Papoutsis conveyed the Commission’s satisfaction with the progress achieved to date, and said the Commission is certain that the process of Cyprus’ harmonization with the acquis communautaire, the body of laws and regulations which make up the E.U. framework, will be completed before the start of accession talks.

Holbrooke: E.U. Important New Factor

The newly-appointed Special Presidential Emissary for Cyprus, Richard Holbrooke, emphasized in a BBC interview on June 9 that Cyprus’ accession to the European Union will play an important role in achieving a comprehensive Cyprus settlement.
He called E.U. membership "a huge part of the equation" in reaching a settlement and "certainly the biggest new factor in this 30-year stalemate."
The decision that Cyprus will join the European Union is "of great importance to the Cypriot people, and by that I mean both communities," he concluded.

IN BRIEF . . .

Despite a recent pledge to end its illegal overflights of Cyprus, Turkish military aircraft violated Cyprus’ airspace during May and early June, a provocation which the Cyprus government protested to the U.N. "Turkey has opted to go down the road of provocative moves and violation of international law and order," the Cyprus government spokesman said on June 3, but he reaffirmed that the Cyprus government will maintain its earlier decision to suspend overflights by Greek military aircraft while U.N. talks continue.

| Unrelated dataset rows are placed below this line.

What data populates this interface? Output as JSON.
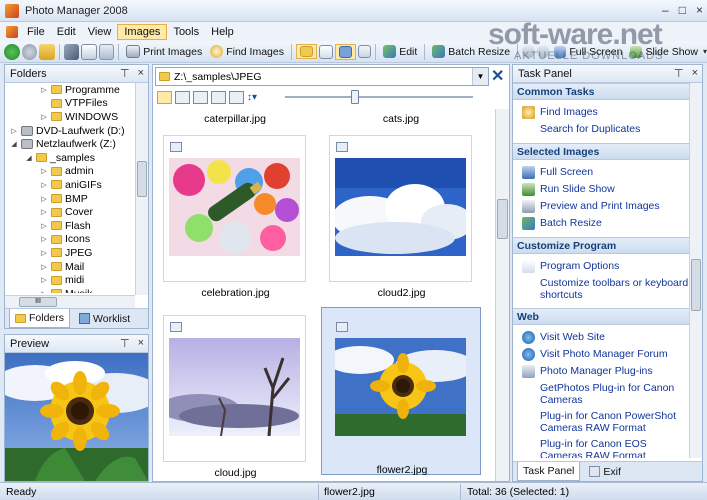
{
  "title": {
    "text": "Photo Manager 2008",
    "minimize": "–",
    "maximize": "□",
    "close": "×"
  },
  "menu": [
    "File",
    "Edit",
    "View",
    "Images",
    "Tools",
    "Help"
  ],
  "toolbar": {
    "print": "Print Images",
    "find": "Find Images",
    "edit": "Edit",
    "batch": "Batch Resize",
    "fullscreen": "Full Screen",
    "slideshow": "Slide Show"
  },
  "watermark": {
    "main": "soft-ware.net",
    "sub": "AKTUELLE DOWNLOADS"
  },
  "folders": {
    "title": "Folders",
    "items": [
      {
        "label": "Programme",
        "indent": 3,
        "type": "folder",
        "tw": "▷"
      },
      {
        "label": "VTPFiles",
        "indent": 3,
        "type": "folder",
        "tw": ""
      },
      {
        "label": "WINDOWS",
        "indent": 3,
        "type": "folder",
        "tw": "▷"
      },
      {
        "label": "DVD-Laufwerk (D:)",
        "indent": 1,
        "type": "drive",
        "tw": "▷"
      },
      {
        "label": "Netzlaufwerk (Z:)",
        "indent": 1,
        "type": "drive",
        "tw": "◢"
      },
      {
        "label": "_samples",
        "indent": 2,
        "type": "folder",
        "tw": "◢"
      },
      {
        "label": "admin",
        "indent": 3,
        "type": "folder",
        "tw": "▷"
      },
      {
        "label": "aniGIFs",
        "indent": 3,
        "type": "folder",
        "tw": "▷"
      },
      {
        "label": "BMP",
        "indent": 3,
        "type": "folder",
        "tw": "▷"
      },
      {
        "label": "Cover",
        "indent": 3,
        "type": "folder",
        "tw": "▷"
      },
      {
        "label": "Flash",
        "indent": 3,
        "type": "folder",
        "tw": "▷"
      },
      {
        "label": "Icons",
        "indent": 3,
        "type": "folder",
        "tw": "▷"
      },
      {
        "label": "JPEG",
        "indent": 3,
        "type": "folder",
        "tw": "▷"
      },
      {
        "label": "Mail",
        "indent": 3,
        "type": "folder",
        "tw": "▷"
      },
      {
        "label": "midi",
        "indent": 3,
        "type": "folder",
        "tw": "▷"
      },
      {
        "label": "Musik",
        "indent": 3,
        "type": "folder",
        "tw": "▷"
      }
    ],
    "hscroll": "III",
    "tab_folders": "Folders",
    "tab_worklist": "Worklist"
  },
  "preview": {
    "title": "Preview"
  },
  "pane_controls": {
    "pin": "⊤",
    "close": "×"
  },
  "path": {
    "value": "Z:\\_samples\\JPEG",
    "drop": "▼",
    "close": "✕"
  },
  "viewbar": {
    "sort": "↕▾"
  },
  "images": {
    "top_labels": [
      "caterpillar.jpg",
      "cats.jpg"
    ],
    "cards": [
      {
        "name": "celebration.jpg",
        "selected": false
      },
      {
        "name": "cloud2.jpg",
        "selected": false
      },
      {
        "name": "cloud.jpg",
        "selected": false
      },
      {
        "name": "flower2.jpg",
        "selected": true
      }
    ]
  },
  "taskpanel": {
    "title": "Task Panel",
    "sections": [
      {
        "heading": "Common Tasks",
        "items": [
          {
            "label": "Find Images",
            "icon": "find-icon"
          },
          {
            "label": "Search for Duplicates",
            "icon": "none"
          }
        ]
      },
      {
        "heading": "Selected Images",
        "items": [
          {
            "label": "Full Screen",
            "icon": "fullscreen-icon"
          },
          {
            "label": "Run Slide Show",
            "icon": "slideshow-icon"
          },
          {
            "label": "Preview and Print Images",
            "icon": "print-icon"
          },
          {
            "label": "Batch Resize",
            "icon": "resize-icon"
          }
        ]
      },
      {
        "heading": "Customize Program",
        "items": [
          {
            "label": "Program Options",
            "icon": "options-icon"
          },
          {
            "label": "Customize toolbars or keyboard shortcuts",
            "icon": "none"
          }
        ]
      },
      {
        "heading": "Web",
        "items": [
          {
            "label": "Visit Web Site",
            "icon": "globe-icon"
          },
          {
            "label": "Visit Photo Manager Forum",
            "icon": "globe-icon"
          },
          {
            "label": "Photo Manager Plug-ins",
            "icon": "plugin-icon"
          },
          {
            "label": "GetPhotos Plug-in for Canon Cameras",
            "icon": "none"
          },
          {
            "label": "Plug-in for Canon PowerShot Cameras RAW Format",
            "icon": "none"
          },
          {
            "label": "Plug-in for Canon EOS Cameras RAW Format",
            "icon": "none"
          }
        ]
      }
    ],
    "tab_taskpanel": "Task Panel",
    "tab_exif": "Exif"
  },
  "status": {
    "ready": "Ready",
    "file": "flower2.jpg",
    "total": "Total: 36 (Selected: 1)"
  }
}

Over 2,000 young Cypriots from the free and occupied areas of the Republic attended a U.N.-sponsored concert in Nicosia on May 19, featuring Greek singer Sakis Rouvas and Turkish singer Burak Kut. The event proved that despite efforts by the Turkish leadership to depict Greek Cypriots as enemies, "young Greek and Turkish Cypriots wish to live together," the Cyprus government spokesman said on May 20. A bicommunal event celebrating publication of a book jointly prepared by Greek and Turkish Cypriot architects, Twelve Traditional Cyprus Houses was held in Nicosia recently, the product of a four-year collaborative effort by architects throughout Cyprus On June 3 the U.S. Embassy in Nicosia sponsored "Our Cyprus," an exhibit of 69 prints taken by Greek and Turkish Cypriot photographers. "We thought this would be an excellent way for Cypriots to convey through photographs their images of what their homeland is, what’s important about it to them, or what’s beautiful to them," U.S. Ambassador to Cyprus Kenneth Brill said. Despite attempts by the U.N., U.S., and others to promote such exchanges, Turkish occupation authorities continue to limit inter-communal contact.